The finale approached.…
What looked like nearly two hundred possessed bodies marched in rows surrounding a vast banner that bore the Mast
er’s Society crest—dragons eating themselves, rampant on red and gold. The red of the banner was too dark, likely blood in the paint. Clara assumed that Moriel, in whatever conveyance he had chosen, was behind that banner.
The procession stopped, and the possessed ones all turned at once to face the assembled spectators. In the fading dusk and tallow gaslight of the Embankment’s lamps, the host of glimmering, tar-black inhuman eyes was enough to strain the resolve of any onlooker. The crowd, which had been stunned into silence by the electric display, began murmuring in refreshed fear.

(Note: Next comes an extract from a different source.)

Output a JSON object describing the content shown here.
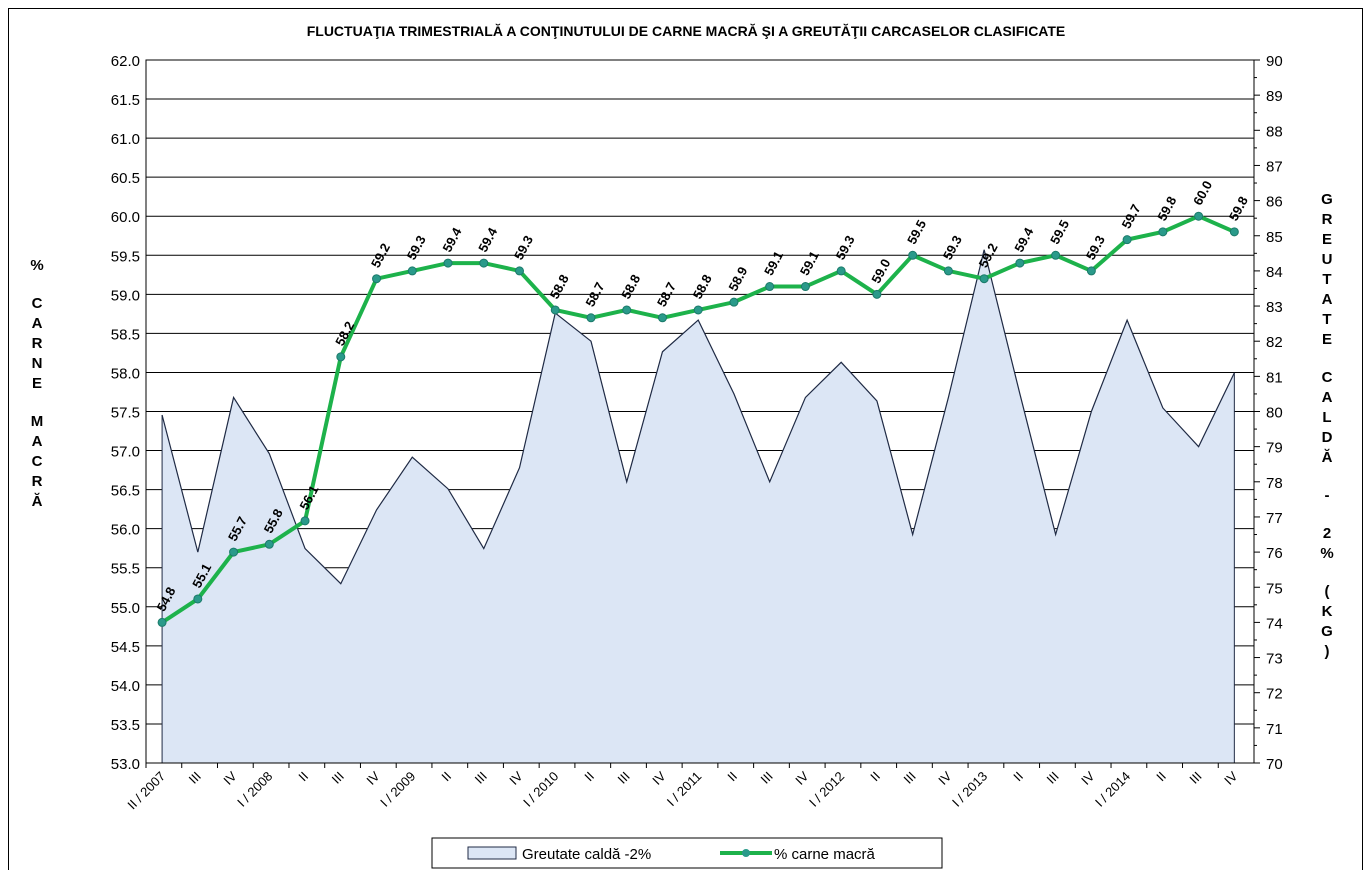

The dread march was truly something to behold, and Clara was sure she and everyone near her would never forget the sight for as long as they lived.
From behind the banner, a phalanx of Summoned shadows poured into the air like ink in water. The crowd gasped, transfixed in horror at the sight of the roiling black cloud of vaguely humanoid forms. Coalesced malevolence floated toward them in the direction of Parliament’s eaves.
There was another low, resounding note from an unseen instrument.
“London, you are ours,” chorused the collected voices of the possessed.
The banner dropped and Moriel was revealed in an ostentatious robe and crown, standing on a golden calash like the one the queen had used in her recent parade. Guards stood on his every side.
“London, you are mine and I have come to collect your crown!” he cried, raising a dripping, blood-tipped sword in one hand. Clara surmised that fresh blood was needed in such dark rites as this, and enough of the guards wore bloodstains on their clothes that it could have come from any of them.
“For all that is right and good, hold your light aloft!” Bishop cried from within the crowd, affecting a common British accent. Moriel seemed surprised—and indeed offended—by this interruption.
“For London!” Black cried from atop their crow’s nest, setting his Ward alight with a lit match into the vial, a shimmering light bubbling up from its contents, holding it up as if he was the embodiment of Lady Liberty’s lamp, even though only the hand of that grand gift had been raised in Madison Square Park thus far. In this moment, Lord Black magnified just such a beacon of hope, and Clara’s heart swelled afresh.